A timber yard beside the railway bridge is now a Patel Taylor ‘wobbly’ 28 storey tower of white platters. Gordon’s Gin factory has become a Broadway Malyan village of 12- 15 storey buildings. The area to the east of Battersea Bridge is now what I call ‘the Battersea Creative Quarter’, with the HQ of Norman Foster’s empire, Vivienne Westwood’s base and the second campus of the Royal College of Art. The RCA is shortly to complete a huge studio and research building by Herzog and de Meuron, a knobbly brick liner with the largest northlights ever constructed (probably). The once-marginal retail outlets which used to huddle along Battersea Bridge Road and Parkgate Road are gentrifying to provide a passable local offering. The RCA even has a Co-op store under its Haworth Tompkins ‘Dyson’ building.

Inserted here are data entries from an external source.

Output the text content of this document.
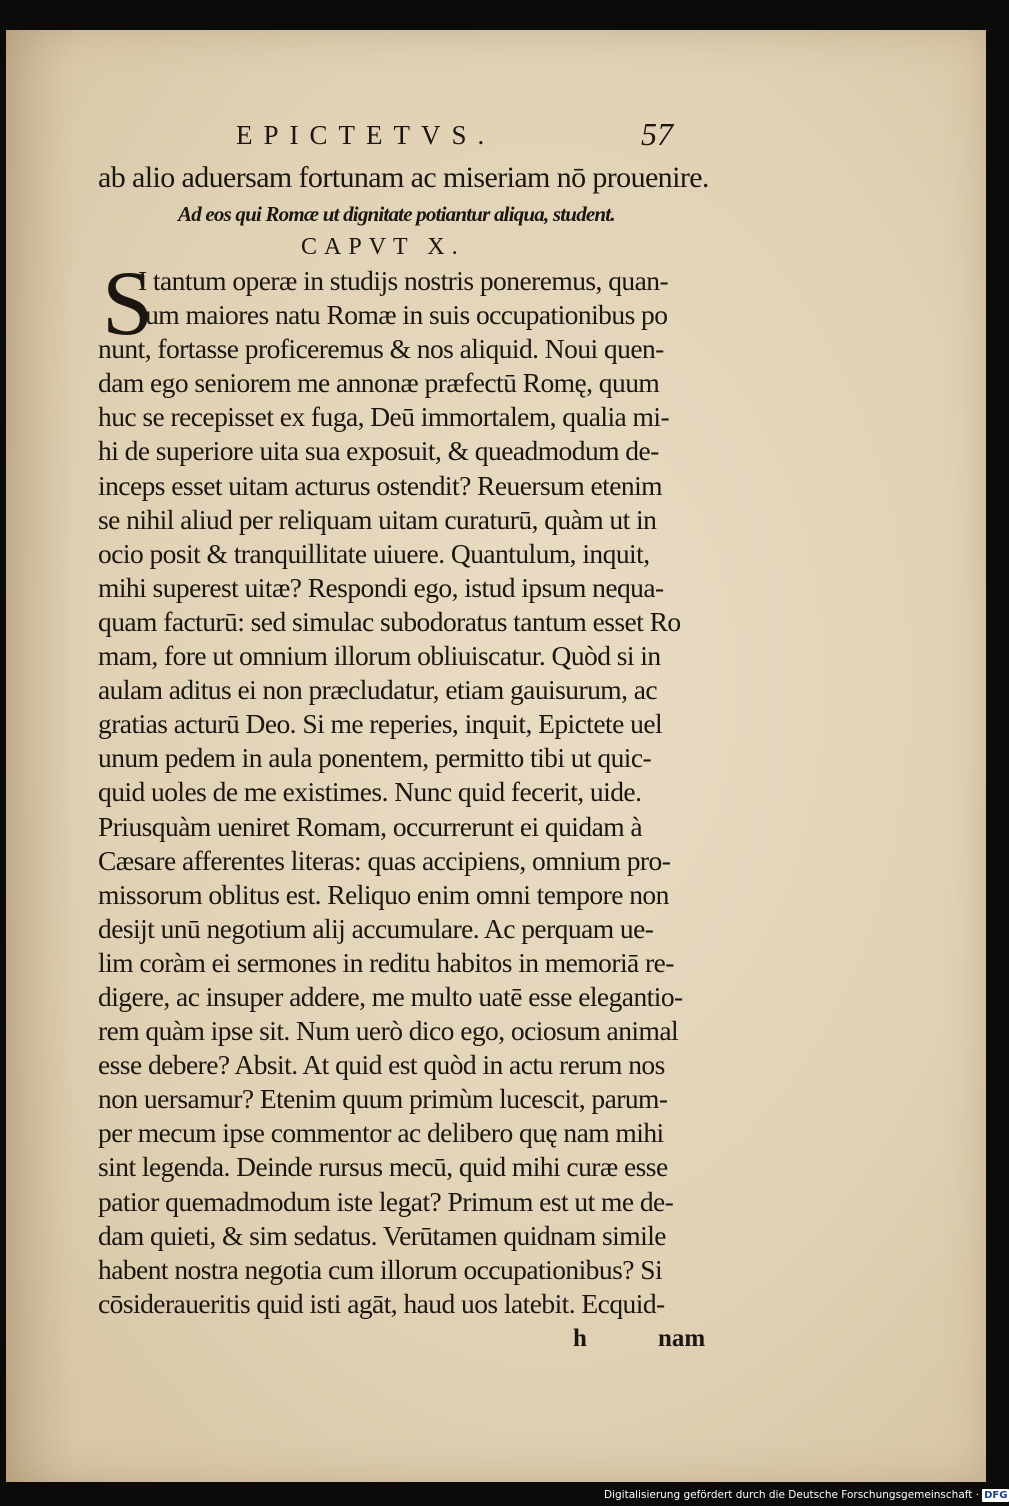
EPICTETVS.	57
ab alio aduersam fortunam ac miseriam nō prouenire.
Ad eos qui Romæ ut dignitate potiantur aliqua, student.
CAPVT X.
S
I tantum operæ in studijs nostris poneremus, quan-
tum maiores natu Romæ in suis occupationibus po
nunt, fortasse proficeremus & nos aliquid. Noui quen-
dam ego seniorem me annonæ præfectū Romę, quum
huc se recepisset ex fuga, Deū immortalem, qualia mi-
hi de superiore uita sua exposuit, & queadmodum de-
inceps esset uitam acturus ostendit? Reuersum etenim
se nihil aliud per reliquam uitam curaturū, quàm ut in
ocio posit & tranquillitate uiuere. Quantulum, inquit,
mihi superest uitæ? Respondi ego, istud ipsum nequa-
quam facturū: sed simulac subodoratus tantum esset Ro
mam, fore ut omnium illorum obliuiscatur. Quòd si in
aulam aditus ei non præcludatur, etiam gauisurum, ac
gratias acturū Deo. Si me reperies, inquit, Epictete uel
unum pedem in aula ponentem, permitto tibi ut quic-
quid uoles de me existimes. Nunc quid fecerit, uide.
Priusquàm ueniret Romam, occurrerunt ei quidam à
Cæsare afferentes literas: quas accipiens, omnium pro-
missorum oblitus est. Reliquo enim omni tempore non
desijt unū negotium alij accumulare. Ac perquam ue-
lim coràm ei sermones in reditu habitos in memoriā re-
digere, ac insuper addere, me multo uatē esse elegantio-
rem quàm ipse sit. Num uerò dico ego, ociosum animal
esse debere? Absit. At quid est quòd in actu rerum nos
non uersamur? Etenim quum primùm lucescit, parum-
per mecum ipse commentor ac delibero quę nam mihi
sint legenda. Deinde rursus mecū, quid mihi curæ esse
patior quemadmodum iste legat? Primum est ut me de-
dam quieti, & sim sedatus. Verūtamen quidnam simile
habent nostra negotia cum illorum occupationibus? Si
cōsideraueritis quid isti agāt, haud uos latebit. Ecquid-
h	nam
Digitalisierung gefördert durch die Deutsche Forschungsgemeinschaft · DFG
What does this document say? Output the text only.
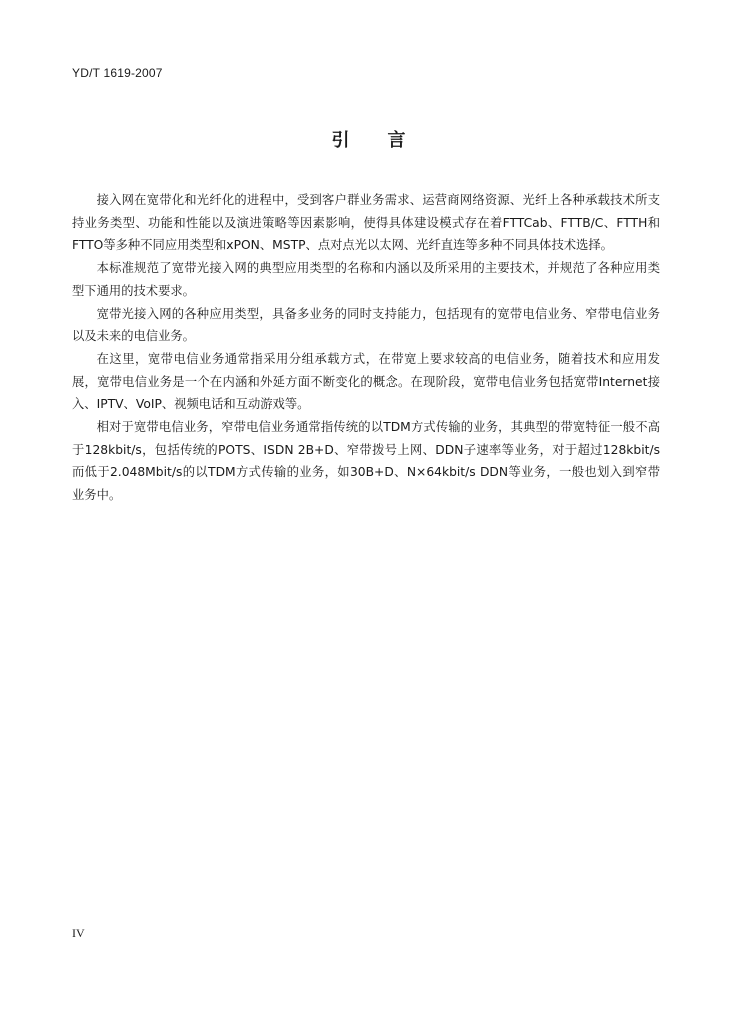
YD/T 1619-2007

引 言

接入网在宽带化和光纤化的进程中，受到客户群业务需求、运营商网络资源、光纤上各种承载技术所支持业务类型、功能和性能以及演进策略等因素影响，使得具体建设模式存在着FTTCab、FTTB/C、FTTH和FTTO等多种不同应用类型和xPON、MSTP、点对点光以太网、光纤直连等多种不同具体技术选择。

本标准规范了宽带光接入网的典型应用类型的名称和内涵以及所采用的主要技术，并规范了各种应用类型下通用的技术要求。

宽带光接入网的各种应用类型，具备多业务的同时支持能力，包括现有的宽带电信业务、窄带电信业务以及未来的电信业务。

在这里，宽带电信业务通常指采用分组承载方式，在带宽上要求较高的电信业务，随着技术和应用发展，宽带电信业务是一个在内涵和外延方面不断变化的概念。在现阶段，宽带电信业务包括宽带Internet接入、IPTV、VoIP、视频电话和互动游戏等。

相对于宽带电信业务，窄带电信业务通常指传统的以TDM方式传输的业务，其典型的带宽特征一般不高于128kbit/s，包括传统的POTS、ISDN 2B+D、窄带拨号上网、DDN子速率等业务，对于超过128kbit/s而低于2.048Mbit/s的以TDM方式传输的业务，如30B+D、N×64kbit/s DDN等业务，一般也划入到窄带业务中。

IV
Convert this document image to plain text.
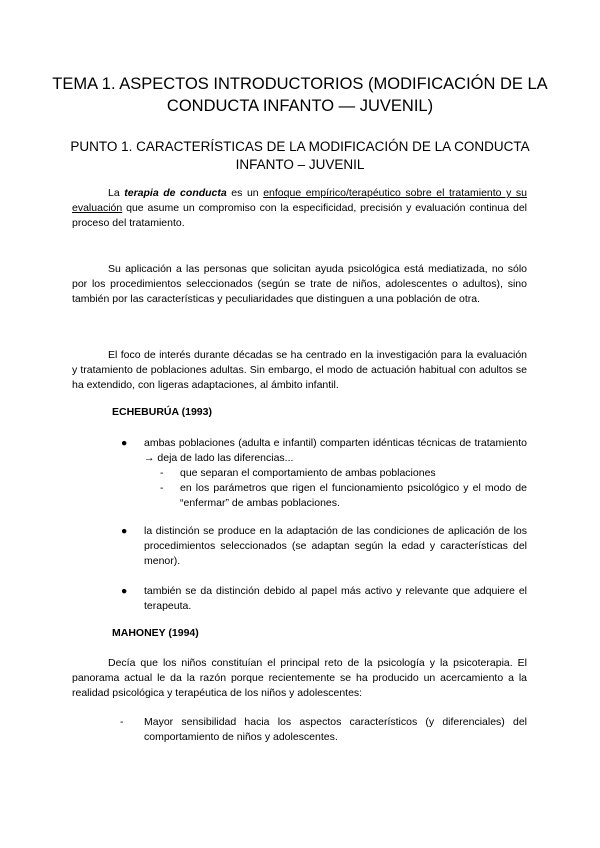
TEMA 1. ASPECTOS INTRODUCTORIOS (MODIFICACIÓN DE LA CONDUCTA INFANTO — JUVENIL)
PUNTO 1. CARACTERÍSTICAS DE LA MODIFICACIÓN DE LA CONDUCTA INFANTO – JUVENIL

La terapia de conducta es un enfoque empírico/terapéutico sobre el tratamiento y su evaluación que asume un compromiso con la especificidad, precisión y evaluación continua del proceso del tratamiento.

Su aplicación a las personas que solicitan ayuda psicológica está mediatizada, no sólo por los procedimientos seleccionados (según se trate de niños, adolescentes o adultos), sino también por las características y peculiaridades que distinguen a una población de otra.

El foco de interés durante décadas se ha centrado en la investigación para la evaluación y tratamiento de poblaciones adultas. Sin embargo, el modo de actuación habitual con adultos se ha extendido, con ligeras adaptaciones, al ámbito infantil.

ECHEBURÚA (1993)

●	ambas poblaciones (adulta e infantil) comparten idénticas técnicas de tratamiento → deja de lado las diferencias...
-	que separan el comportamiento de ambas poblaciones
-	en los parámetros que rigen el funcionamiento psicológico y el modo de “enfermar” de ambas poblaciones.
●	la distinción se produce en la adaptación de las condiciones de aplicación de los procedimientos seleccionados (se adaptan según la edad y características del menor).
●	también se da distinción debido al papel más activo y relevante que adquiere el terapeuta.

MAHONEY (1994)

Decía que los niños constituían el principal reto de la psicología y la psicoterapia. El panorama actual le da la razón porque recientemente se ha producido un acercamiento a la realidad psicológica y terapéutica de los niños y adolescentes:

-	Mayor sensibilidad hacia los aspectos característicos (y diferenciales) del comportamiento de niños y adolescentes.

The riverside walk created in every redevelopment so far looks across to the Chelsea Embankment, aka Cheyne Walk. The view sweeps from Ray Moxley’s Chelsea Harbour, past Farrell’s current rebuilding of the Lots Road power station and adjacent land and Eric Lyon’s Worlds End to Christopher Moran’s Tudor fantasy palace, Crosby Hall. Property prices treble per square foot as you cross the bridge.
It’s not a quiet corner. We are on the final approach to Heathrow’s north runway and have the Battersea Heliport, convenient for global practice. The army Chinooks thunder by, morning and evening. Red buses connect us to Clapham Junction, Victoria, Sloane Square and South Kensington as it is over a mile to any tube or train. But it has been a haven during lockdown, with gardens, little overshadowing and walks in all directions. On a sunny Sunday recently, there were thousands on the riverside walk up to Battersea Park and on to the Power Station. That’s another ‘urban village’ to be visited, when the Northern Line extension opens.